Sunday, September 8, 2013

Ruudt Peters...

Chinese alchemy is based on the life force Qi, the interaction between body and spirit, the continuation of life. The artist Ruudt Peters wanted to get an understanding of this legacy and left Holland for a journey through China that was to last three months.

During his travels he visited the terracotta army of emperor Jing Di, comparable with the better known army of China's first emperor, only with figures half as tall and more damaged by the ravages of time. He was struck by what he saw: the futile efforts to display power and shield a dead ruler. This was the opposite of what had brought Peters to this part of the world. So during his stay at the Chinese European Art Centre in Xiamen, he decided to create a his own army, made from porcelain and based on the Chinese Alchemistic tradition. His starting point was the idealized Chinese acupuncture-man, but he modified him into a model defined by a western lifestyle and the passing of time. Before the figures went into the furnace, he individualized each one by altering surfaces and adding or removing segments and details. Later on in Amsterdam, he attached al sorts of elements made of silver, iron, glass, or horse hair. Peters three months sojourn in China is now symbolized by 99 china men. An army celebrating life.

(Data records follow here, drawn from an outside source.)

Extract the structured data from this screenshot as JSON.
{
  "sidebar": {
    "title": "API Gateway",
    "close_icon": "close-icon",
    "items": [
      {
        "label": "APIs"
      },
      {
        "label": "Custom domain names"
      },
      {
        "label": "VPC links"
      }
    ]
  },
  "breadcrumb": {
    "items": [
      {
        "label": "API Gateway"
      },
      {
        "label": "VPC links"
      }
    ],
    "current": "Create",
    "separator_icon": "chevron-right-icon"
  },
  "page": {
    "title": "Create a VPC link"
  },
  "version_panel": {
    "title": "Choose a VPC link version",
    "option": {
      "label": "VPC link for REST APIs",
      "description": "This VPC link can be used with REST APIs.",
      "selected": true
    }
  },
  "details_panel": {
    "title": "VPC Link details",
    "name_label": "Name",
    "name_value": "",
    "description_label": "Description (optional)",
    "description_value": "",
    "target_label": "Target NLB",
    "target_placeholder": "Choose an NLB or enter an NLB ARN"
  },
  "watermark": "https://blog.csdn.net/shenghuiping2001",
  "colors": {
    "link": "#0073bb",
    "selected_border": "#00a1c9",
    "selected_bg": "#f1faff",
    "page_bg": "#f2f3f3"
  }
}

Each day during his trip Peters made a blind drawing: a pillow on his lap, drawing pad on top, sketching with eyes closed. They became the logbook of his experiences, of his mental and physical reactions. Gradually human faces started to emerge in the drawings. Who's features became visible? Was it someone from the East or the West, or perhaps the alter ego of the artist? Eventually these portraits provided the starting point for a collection of jewellery pieces. Fragments from Peters' drawings were laser-cut in Xiamen from semi-translucent slices of agate. He assembled them into brooches and necklaces and applied silver lines on both front- and backsides. In doing so, he merged European and Chinese conventions, seeking an interaction between deliberately, and subconsciously made sketches. The outcome is a portrayal of the experiences of a researching, searching artist.